I told myself I have to work today because on Monday I was unable to get much done for various reasons and now that I have done the two things I absolutely had to do I am finding it impossible to get myself to do anything else. I am tired and I don't feel like doing anything. this is perhaps a consequence of being so sleepy that I was unable to get myself in bed at 9:30 last night--I awoke at 11 with my forehead on the touchpad of my laptop. I do not remember closing my eyes but apparently I did and did not open them again for a little while. and although sleep did occur I cannot be certain of the quality of the type of sleep that occurs bent over in a chair with your face on your desk.

at 6:45 my alarm went off and I did not hit snooze because they were playing bowie's "ashes to ashes" which is not only one of my favorite songs ever but this morning it fit with weird dream logic into the dream it interrupted and I was like whoa.. I have to listen to this. so I turned the volume down so as not to wake my housemate and once the song was over I was awake so got up.

anyway I seem to have run out of steam around 11:30 and haven't done much since. am currently drinking the monster drink and taking another klonopin to see if the speedball will get me into a social enough mood to go over to usf and get my "usfconnect" account set up so that I can then set up a discussion board for the class.

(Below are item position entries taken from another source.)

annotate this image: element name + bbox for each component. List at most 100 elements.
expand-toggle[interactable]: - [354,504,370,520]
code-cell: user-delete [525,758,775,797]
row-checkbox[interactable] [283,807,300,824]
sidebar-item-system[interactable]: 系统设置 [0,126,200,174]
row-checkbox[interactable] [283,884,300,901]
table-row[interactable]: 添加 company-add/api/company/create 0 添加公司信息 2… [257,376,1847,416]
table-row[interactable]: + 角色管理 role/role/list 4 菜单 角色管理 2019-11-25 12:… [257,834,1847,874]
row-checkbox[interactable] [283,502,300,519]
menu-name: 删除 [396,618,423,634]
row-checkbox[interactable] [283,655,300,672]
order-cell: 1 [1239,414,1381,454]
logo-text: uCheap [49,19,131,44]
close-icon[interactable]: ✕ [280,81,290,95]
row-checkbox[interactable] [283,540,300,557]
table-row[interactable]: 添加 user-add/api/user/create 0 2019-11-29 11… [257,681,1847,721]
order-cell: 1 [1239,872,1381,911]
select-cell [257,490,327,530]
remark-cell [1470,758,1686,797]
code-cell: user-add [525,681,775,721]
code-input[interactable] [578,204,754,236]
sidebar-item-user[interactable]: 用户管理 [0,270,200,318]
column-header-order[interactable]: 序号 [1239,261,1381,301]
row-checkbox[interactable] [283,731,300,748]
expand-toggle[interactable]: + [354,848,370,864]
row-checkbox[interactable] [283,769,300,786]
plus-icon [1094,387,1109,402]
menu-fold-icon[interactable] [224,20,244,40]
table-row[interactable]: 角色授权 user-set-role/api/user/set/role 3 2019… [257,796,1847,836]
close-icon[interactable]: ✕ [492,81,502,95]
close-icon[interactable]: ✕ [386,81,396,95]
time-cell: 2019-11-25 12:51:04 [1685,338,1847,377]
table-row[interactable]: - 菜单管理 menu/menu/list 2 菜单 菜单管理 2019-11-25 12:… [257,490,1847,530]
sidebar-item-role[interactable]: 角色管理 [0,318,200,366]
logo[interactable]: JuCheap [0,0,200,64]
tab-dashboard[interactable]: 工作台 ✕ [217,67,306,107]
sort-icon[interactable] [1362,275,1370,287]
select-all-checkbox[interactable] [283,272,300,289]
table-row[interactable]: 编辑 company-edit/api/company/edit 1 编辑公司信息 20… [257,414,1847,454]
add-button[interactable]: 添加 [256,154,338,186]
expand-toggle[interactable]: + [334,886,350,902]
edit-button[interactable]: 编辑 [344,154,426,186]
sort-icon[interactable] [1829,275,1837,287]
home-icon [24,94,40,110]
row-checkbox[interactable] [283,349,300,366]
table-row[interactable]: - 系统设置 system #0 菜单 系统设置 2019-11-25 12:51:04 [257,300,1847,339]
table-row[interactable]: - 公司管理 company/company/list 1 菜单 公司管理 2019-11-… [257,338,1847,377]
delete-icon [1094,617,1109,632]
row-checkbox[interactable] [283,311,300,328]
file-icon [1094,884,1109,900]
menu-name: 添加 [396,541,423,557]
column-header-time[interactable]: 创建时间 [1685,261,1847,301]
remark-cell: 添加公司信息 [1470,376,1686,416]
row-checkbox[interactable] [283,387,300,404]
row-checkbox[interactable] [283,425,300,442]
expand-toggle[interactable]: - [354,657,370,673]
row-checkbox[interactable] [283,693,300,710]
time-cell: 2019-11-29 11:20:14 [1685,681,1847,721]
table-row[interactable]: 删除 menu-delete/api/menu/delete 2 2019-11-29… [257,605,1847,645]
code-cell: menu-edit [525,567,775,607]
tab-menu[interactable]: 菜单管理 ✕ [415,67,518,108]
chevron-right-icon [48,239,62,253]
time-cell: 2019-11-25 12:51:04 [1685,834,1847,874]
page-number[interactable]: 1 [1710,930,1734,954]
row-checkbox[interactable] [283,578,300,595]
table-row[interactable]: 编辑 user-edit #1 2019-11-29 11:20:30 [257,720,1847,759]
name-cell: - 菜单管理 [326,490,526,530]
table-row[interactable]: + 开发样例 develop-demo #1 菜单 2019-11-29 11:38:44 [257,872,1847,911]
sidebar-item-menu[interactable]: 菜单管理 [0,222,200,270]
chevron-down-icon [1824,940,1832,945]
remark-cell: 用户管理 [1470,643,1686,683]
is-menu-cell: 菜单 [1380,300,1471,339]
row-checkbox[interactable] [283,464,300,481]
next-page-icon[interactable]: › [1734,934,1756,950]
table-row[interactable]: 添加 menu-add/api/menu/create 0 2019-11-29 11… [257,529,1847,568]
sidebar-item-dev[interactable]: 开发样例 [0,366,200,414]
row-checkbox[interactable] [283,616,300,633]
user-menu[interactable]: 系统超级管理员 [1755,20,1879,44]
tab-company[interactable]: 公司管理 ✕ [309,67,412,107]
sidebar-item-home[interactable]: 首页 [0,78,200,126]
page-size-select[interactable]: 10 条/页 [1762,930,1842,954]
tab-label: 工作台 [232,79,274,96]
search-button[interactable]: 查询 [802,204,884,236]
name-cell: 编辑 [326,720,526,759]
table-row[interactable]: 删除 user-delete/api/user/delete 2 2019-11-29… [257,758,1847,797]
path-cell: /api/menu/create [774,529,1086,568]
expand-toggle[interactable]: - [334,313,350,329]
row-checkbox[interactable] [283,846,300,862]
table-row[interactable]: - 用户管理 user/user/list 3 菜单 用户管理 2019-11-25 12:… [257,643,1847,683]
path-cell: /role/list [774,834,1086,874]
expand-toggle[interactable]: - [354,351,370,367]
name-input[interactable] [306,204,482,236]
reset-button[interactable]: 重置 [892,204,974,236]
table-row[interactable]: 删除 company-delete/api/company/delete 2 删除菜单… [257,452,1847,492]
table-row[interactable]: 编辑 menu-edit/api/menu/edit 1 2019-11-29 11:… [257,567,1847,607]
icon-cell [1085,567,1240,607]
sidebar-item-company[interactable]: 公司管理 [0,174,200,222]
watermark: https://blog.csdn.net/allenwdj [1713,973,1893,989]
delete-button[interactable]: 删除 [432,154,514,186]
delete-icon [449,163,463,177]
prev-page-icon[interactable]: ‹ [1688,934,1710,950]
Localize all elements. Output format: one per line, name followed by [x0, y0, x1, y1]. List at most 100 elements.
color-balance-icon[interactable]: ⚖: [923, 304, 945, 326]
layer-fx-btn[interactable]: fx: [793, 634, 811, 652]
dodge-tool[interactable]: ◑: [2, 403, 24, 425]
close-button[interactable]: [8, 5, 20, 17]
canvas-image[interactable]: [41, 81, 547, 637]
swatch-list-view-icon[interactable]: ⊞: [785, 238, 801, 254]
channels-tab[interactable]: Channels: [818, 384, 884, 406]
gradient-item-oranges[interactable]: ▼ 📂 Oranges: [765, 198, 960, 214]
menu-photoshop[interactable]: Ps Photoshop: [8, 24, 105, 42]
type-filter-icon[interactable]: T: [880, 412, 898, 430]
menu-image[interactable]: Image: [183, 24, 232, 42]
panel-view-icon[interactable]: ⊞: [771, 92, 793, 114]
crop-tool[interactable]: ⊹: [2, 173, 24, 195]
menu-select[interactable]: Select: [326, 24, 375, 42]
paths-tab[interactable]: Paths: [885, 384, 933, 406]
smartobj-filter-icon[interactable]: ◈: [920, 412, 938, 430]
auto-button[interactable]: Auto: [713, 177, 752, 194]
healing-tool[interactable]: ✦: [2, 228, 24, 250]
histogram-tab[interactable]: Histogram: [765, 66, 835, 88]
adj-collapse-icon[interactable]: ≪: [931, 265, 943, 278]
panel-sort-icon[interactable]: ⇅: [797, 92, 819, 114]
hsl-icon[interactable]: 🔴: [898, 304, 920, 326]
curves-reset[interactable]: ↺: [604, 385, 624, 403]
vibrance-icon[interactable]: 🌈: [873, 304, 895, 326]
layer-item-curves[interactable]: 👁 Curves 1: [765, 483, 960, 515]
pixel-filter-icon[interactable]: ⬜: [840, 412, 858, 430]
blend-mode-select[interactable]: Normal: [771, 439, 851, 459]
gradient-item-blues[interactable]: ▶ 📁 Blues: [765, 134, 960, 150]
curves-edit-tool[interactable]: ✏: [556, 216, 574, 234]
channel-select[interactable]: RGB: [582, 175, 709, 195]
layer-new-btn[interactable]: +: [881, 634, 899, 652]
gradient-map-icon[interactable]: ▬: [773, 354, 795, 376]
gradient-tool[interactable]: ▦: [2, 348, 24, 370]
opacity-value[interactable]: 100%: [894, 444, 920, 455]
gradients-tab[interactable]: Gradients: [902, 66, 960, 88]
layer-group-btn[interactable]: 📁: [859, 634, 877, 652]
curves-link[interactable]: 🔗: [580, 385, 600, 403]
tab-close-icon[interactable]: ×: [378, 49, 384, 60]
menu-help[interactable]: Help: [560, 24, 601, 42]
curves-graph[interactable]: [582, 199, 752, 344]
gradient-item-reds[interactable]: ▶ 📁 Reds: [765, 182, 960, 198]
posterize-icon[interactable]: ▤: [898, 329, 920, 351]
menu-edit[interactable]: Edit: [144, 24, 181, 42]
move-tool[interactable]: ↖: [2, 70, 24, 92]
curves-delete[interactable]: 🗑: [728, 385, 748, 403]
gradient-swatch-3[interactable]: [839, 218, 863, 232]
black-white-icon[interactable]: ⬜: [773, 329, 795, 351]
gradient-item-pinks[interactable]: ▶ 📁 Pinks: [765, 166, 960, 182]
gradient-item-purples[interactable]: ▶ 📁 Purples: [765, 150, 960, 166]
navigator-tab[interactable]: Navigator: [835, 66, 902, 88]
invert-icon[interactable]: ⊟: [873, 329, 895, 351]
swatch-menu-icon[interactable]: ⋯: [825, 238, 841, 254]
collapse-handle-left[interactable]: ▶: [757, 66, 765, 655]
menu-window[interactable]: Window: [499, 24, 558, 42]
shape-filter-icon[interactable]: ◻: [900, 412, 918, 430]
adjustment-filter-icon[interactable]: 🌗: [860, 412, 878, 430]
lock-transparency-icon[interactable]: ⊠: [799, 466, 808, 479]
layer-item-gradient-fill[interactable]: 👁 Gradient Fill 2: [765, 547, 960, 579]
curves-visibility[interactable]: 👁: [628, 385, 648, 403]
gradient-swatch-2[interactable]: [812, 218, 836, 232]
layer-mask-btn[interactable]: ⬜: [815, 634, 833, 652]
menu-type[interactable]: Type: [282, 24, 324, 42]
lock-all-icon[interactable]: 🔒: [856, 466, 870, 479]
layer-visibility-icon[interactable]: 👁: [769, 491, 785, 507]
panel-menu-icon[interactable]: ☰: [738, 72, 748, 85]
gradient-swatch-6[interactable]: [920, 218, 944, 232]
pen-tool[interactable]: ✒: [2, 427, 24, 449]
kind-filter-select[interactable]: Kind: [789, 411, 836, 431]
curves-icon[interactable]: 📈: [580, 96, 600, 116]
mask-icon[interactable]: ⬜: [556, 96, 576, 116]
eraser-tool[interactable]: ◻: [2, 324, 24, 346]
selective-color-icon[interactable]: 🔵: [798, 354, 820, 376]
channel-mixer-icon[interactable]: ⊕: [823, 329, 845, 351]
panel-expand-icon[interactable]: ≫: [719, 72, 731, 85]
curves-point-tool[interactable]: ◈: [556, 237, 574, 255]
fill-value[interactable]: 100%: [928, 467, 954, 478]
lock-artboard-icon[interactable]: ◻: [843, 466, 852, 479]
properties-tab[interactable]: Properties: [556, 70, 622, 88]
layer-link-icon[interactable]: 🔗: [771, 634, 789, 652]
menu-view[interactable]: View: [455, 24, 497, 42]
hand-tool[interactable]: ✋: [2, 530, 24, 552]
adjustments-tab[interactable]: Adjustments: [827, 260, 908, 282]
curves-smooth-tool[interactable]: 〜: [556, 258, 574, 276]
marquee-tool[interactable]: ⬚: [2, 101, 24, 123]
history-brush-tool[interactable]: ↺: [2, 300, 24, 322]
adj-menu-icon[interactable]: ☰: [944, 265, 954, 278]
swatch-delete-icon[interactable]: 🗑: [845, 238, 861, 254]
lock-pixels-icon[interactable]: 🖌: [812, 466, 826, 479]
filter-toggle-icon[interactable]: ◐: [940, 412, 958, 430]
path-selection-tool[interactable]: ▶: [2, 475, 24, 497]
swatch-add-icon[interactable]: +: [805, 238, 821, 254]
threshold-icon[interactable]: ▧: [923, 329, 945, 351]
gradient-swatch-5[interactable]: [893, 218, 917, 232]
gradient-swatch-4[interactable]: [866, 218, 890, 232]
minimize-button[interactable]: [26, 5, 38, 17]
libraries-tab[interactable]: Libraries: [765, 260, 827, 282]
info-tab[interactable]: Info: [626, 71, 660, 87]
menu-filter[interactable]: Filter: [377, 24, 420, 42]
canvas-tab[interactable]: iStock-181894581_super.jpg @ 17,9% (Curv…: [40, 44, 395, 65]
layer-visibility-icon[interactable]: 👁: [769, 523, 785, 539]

if it just puts me to sleep then I guess I'll sleep. I have to go out and find food too. I feel the need for protein beyond what my whole milk provides me. oh and my prescriptions should be ready which is not particularly convenient in relation to going to usf but at least the bus routing would all give me something to do besides stare under heavy eyelids at the computer screen.

I need to get a bus pass. too much bussing around this semester to pay as I go.